A 2015 Supreme Court ruling to overturn a landmark decision on business rates could leave businesses that occupy multiple but unconnected premises facing higher demands says Ashleigh Phillips, Associate and Team Manager of the Bruton Knowles Plymouth office.
In July 2015, the Supreme Court took the unprecedented step of overturning a landmark decision relating to the calculation of business rates for companies occupying multiple but unconnected floors in a building.
The case in question involved accountancy firm Mazars and its offices on the second and sixth floors in Tower Bridge House in London. Mazars had successfully argued at a Valuation Tribunal and Upper Tribunal that the two floors in occupation should be treated as one for the purpose of setting business rates.
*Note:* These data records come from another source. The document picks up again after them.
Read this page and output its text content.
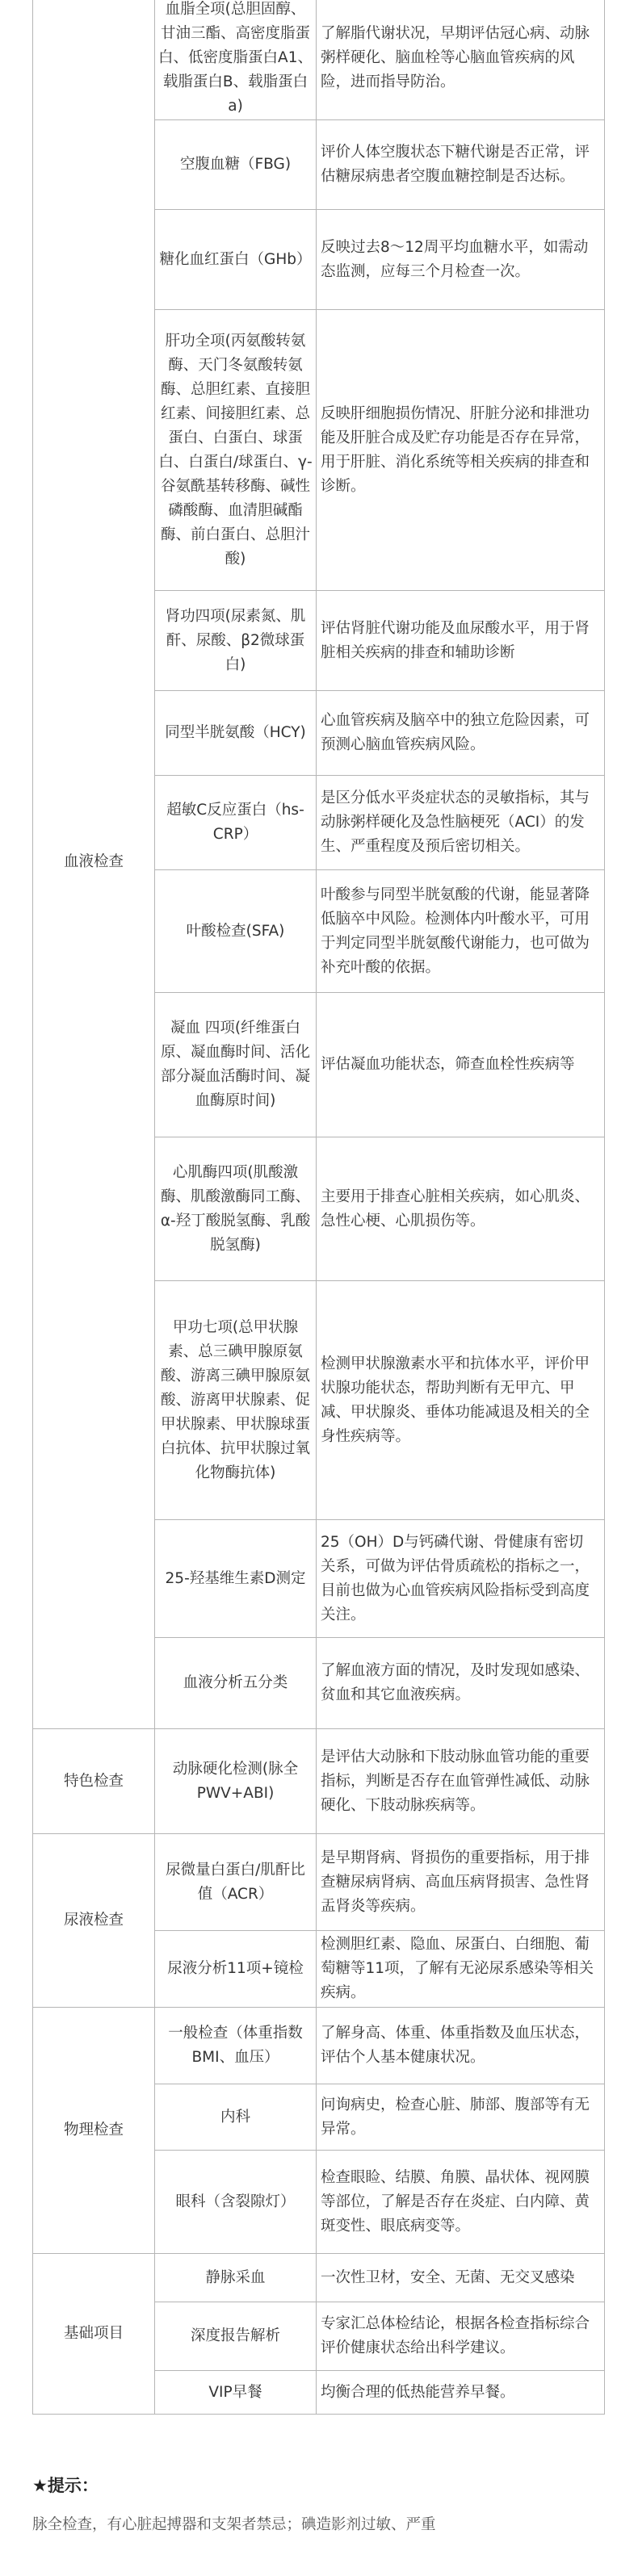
血液检查	血脂全项(总胆固醇、甘油三酯、高密度脂蛋白、低密度脂蛋白A1、载脂蛋白B、载脂蛋白a)	了解脂代谢状况，早期评估冠心病、动脉粥样硬化、脑血栓等心脑血管疾病的风险，进而指导防治。
	空腹血糖（FBG)	评价人体空腹状态下糖代谢是否正常，评估糖尿病患者空腹血糖控制是否达标。
	糖化血红蛋白（GHb）	反映过去8～12周平均血糖水平，如需动态监测，应每三个月检查一次。
	肝功全项(丙氨酸转氨酶、天门冬氨酸转氨酶、总胆红素、直接胆红素、间接胆红素、总蛋白、白蛋白、球蛋白、白蛋白/球蛋白、γ-谷氨酰基转移酶、碱性磷酸酶、血清胆碱酯酶、前白蛋白、总胆汁酸)	反映肝细胞损伤情况、肝脏分泌和排泄功能及肝脏合成及贮存功能是否存在异常，用于肝脏、消化系统等相关疾病的排查和诊断。
	肾功四项(尿素氮、肌酐、尿酸、β2微球蛋白)	评估肾脏代谢功能及血尿酸水平，用于肾脏相关疾病的排查和辅助诊断
	同型半胱氨酸（HCY)	心血管疾病及脑卒中的独立危险因素，可预测心脑血管疾病风险。
	超敏C反应蛋白（hs-CRP）	是区分低水平炎症状态的灵敏指标，其与动脉粥样硬化及急性脑梗死（ACI）的发生、严重程度及预后密切相关。
	叶酸检查(SFA)	叶酸参与同型半胱氨酸的代谢，能显著降低脑卒中风险。检测体内叶酸水平，可用于判定同型半胱氨酸代谢能力，也可做为补充叶酸的依据。
	凝血 四项(纤维蛋白原、凝血酶时间、活化部分凝血活酶时间、凝血酶原时间)	评估凝血功能状态，筛查血栓性疾病等
	心肌酶四项(肌酸激酶、肌酸激酶同工酶、α-羟丁酸脱氢酶、乳酸脱氢酶)	主要用于排查心脏相关疾病，如心肌炎、急性心梗、心肌损伤等。
	甲功七项(总甲状腺素、总三碘甲腺原氨酸、游离三碘甲腺原氨酸、游离甲状腺素、促甲状腺素、甲状腺球蛋白抗体、抗甲状腺过氧化物酶抗体)	检测甲状腺激素水平和抗体水平，评价甲状腺功能状态，帮助判断有无甲亢、甲减、甲状腺炎、垂体功能减退及相关的全身性疾病等。
	25-羟基维生素D测定	25（OH）D与钙磷代谢、骨健康有密切关系，可做为评估骨质疏松的指标之一，目前也做为心血管疾病风险指标受到高度关注。
	血液分析五分类	了解血液方面的情况，及时发现如感染、贫血和其它血液疾病。
特色检查	动脉硬化检测(脉全PWV+ABI)	是评估大动脉和下肢动脉血管功能的重要指标，判断是否存在血管弹性减低、动脉硬化、下肢动脉疾病等。
尿液检查	尿微量白蛋白/肌酐比值（ACR）	是早期肾病、肾损伤的重要指标，用于排查糖尿病肾病、高血压病肾损害、急性肾盂肾炎等疾病。
	尿液分析11项+镜检	检测胆红素、隐血、尿蛋白、白细胞、葡萄糖等11项，了解有无泌尿系感染等相关疾病。
物理检查	一般检查（体重指数BMI、血压）	了解身高、体重、体重指数及血压状态，评估个人基本健康状况。
	内科	问询病史，检查心脏、肺部、腹部等有无异常。
	眼科（含裂隙灯）	检查眼睑、结膜、角膜、晶状体、视网膜等部位，了解是否存在炎症、白内障、黄斑变性、眼底病变等。
基础项目	静脉采血	一次性卫材，安全、无菌、无交叉感染
	深度报告解析	专家汇总体检结论，根据各检查指标综合评价健康状态给出科学建议。
	VIP早餐	均衡合理的低热能营养早餐。
★提示：
脉全检查，有心脏起搏器和支架者禁忌；碘造影剂过敏、严重
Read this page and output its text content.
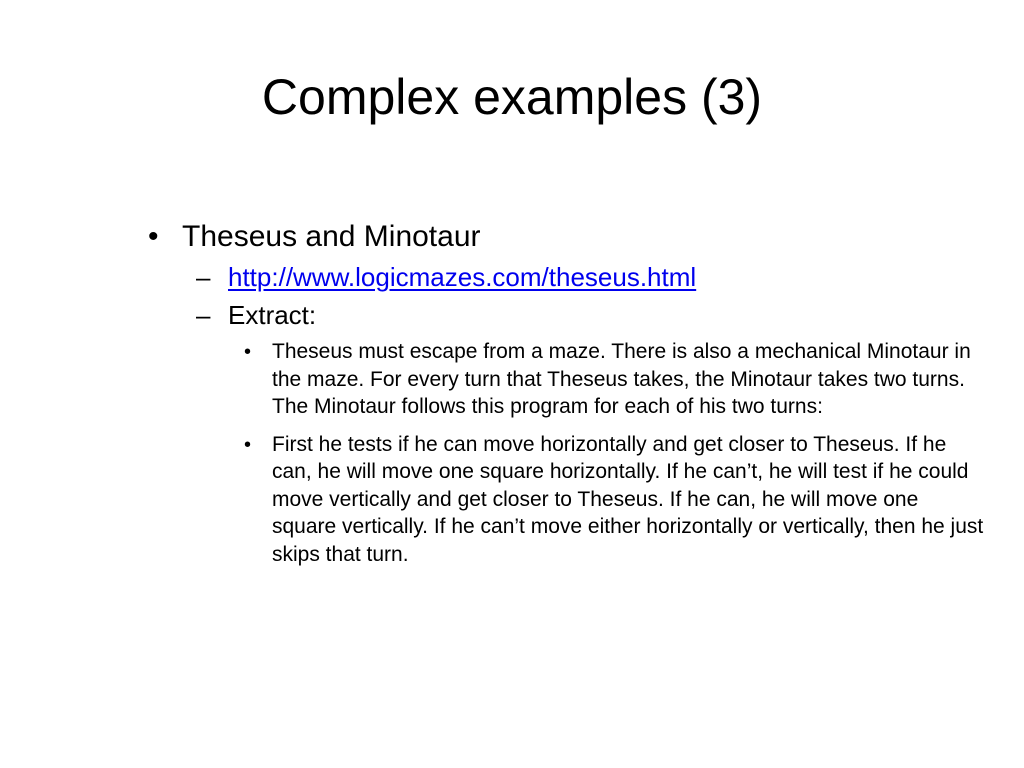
Complex examples (3)
• Theseus and Minotaur
– http://www.logicmazes.com/theseus.html
– Extract:
• Theseus must escape from a maze. There is also a mechanical Minotaur in the maze. For every turn that Theseus takes, the Minotaur takes two turns. The Minotaur follows this program for each of his two turns:
• First he tests if he can move horizontally and get closer to Theseus. If he can, he will move one square horizontally. If he can’t, he will test if he could move vertically and get closer to Theseus. If he can, he will move one square vertically. If he can’t move either horizontally or vertically, then he just skips that turn.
The floors are separated by common areas in the building and were assessed separately in the 2005 rating list. However, by merging the floors a reduction of the total rateable value would be possible as lower rates may be applicable for a larger occupation, taking into consideration the reductions due to quantum.
The Valuation Office Agency (VOA), which advises the Government on property valuations for the purposes of taxation and benefits, challenged the decision in the Supreme Court, with the court ruling in favour of the Valuation Officer, who argued the two floors are not “contiguous” and should therefore be rated separately.
Rating consultants and tenants had been eagerly awaiting the outcome of the hearing as it would set a precedent for future rating appeals involving occupiers of multiple but potentially unconnected floors.
Sadly, on this occasion the decision did not go in the occupier’s favour.
This issue dealt within the Mazars case is not unique. There have been a number of cases relating to companies occupying multiple but unconnected premises.
A parcel firm appealed against their assessment of two properties in Hounslow. The premises comprised two separate warehouse and office developments, which were individually assessed by the Valuation Officer. In this case, the functional and operational dependence of the two premises was sufficient to get them merged into one assessment.
At Victoria Park Mazda, Cardiff the ratepayer contended that there was sufficient intercommunication between two sites for Mazda and Alfa Romeo/Fiat to be regarded as a single assessment.
There are exceptional cases where two properties, separated by a public highway, may be treated as a single assessment for rating purposes. In such cases the two properties on either side of the road are so operationally essential to each other that they should be regarded as one.
The question this raises is ‘does the degree of functional interdependence of the buildings overcome the geographical separation’?
Bruton Knowles recently acted on behalf of Hilton Meats in a case against the Valuation Office Agency in which we were seeking to merge the business rates assessments of two properties into one due to functional and operational dependency of the two buildings.
Hilton Meats is one of the leading meat processing and packing companies in the UK, supplying to the major supermarkets such as Tesco. Its main facility is in Huntingdon, Cambridgeshire, where it employs circa 2,500 staff and occupies a seven acre site.
The company originally occupied 80,000 sq ft across six units, which we successfully argued should be merged for the purpose of assessing business rates, attracting a ten per cent reduction in the 2005 rating list and subsequently saving Hilton Meats thousands of pounds on its business rates bill. Hilton Meats then purpose built a 63,000 sq ft unit on the site, which was separated from its existing buildings by a road.
Although the building is separate, we challenged the VOA to assess it with units 2 - 8 given the functional and operational dependence of the two sites. Units 2 - 8 received a ten per cent allowance for split sites on their own and merging unit 18 into the assessment would, in our opinion, have attracted a reduction far in excess of this.
Furthermore, units 2 – 8 are around seven times larger than other units in the area. Incorporating the additional unit would essentially mean the combined unit is circa 14 times larger than other units, thus a substantial allowance would have been more than fair and reasonable.
The VOA opposed our challenge so we prepared to take it to Valuation Tribunal.
However, whilst preparing our case, Hilton Meats took a lease on units 10 – 12, which are connected back-to-back with units 6 – 8. It then refurbished all of the units. This changed the case, and upon further evaluation we decided that it would be better not to pursue going to tribunal to merge the assessments given that any potential savings would not have outweighed those by keeping them separate.
We agreed a new rateable value on units 2 – 12 and kept unit 18 separate, saving Hilton Meats circa £500,000 following the refurbishment works.
What these cases serve to highlight is the complete lack of consistency shown by the Valuation Office Agency when assessing business rates and the fact that the current system has no real regard for the actual business in occupation.
Rateable Values (RVs) along with the current Uniform Business Rates (UBR) sets what the ratepayer is liable for year on year. The RV, in most cases, is arrived at by establishing what is essentially a hypothetical rental value of the property at a specific point in time.
With the 2017 Revaluation around the corner and considering the contents of the Enterprise Bill and the recent The Autumn statement, it is becoming clear that the Business Rates landscape will continue to change, largely in the Government’s favour. Ratepayers will therefore need the best advice to be aware of the Business Rates implications of property decisions and how to mitigate their exposure.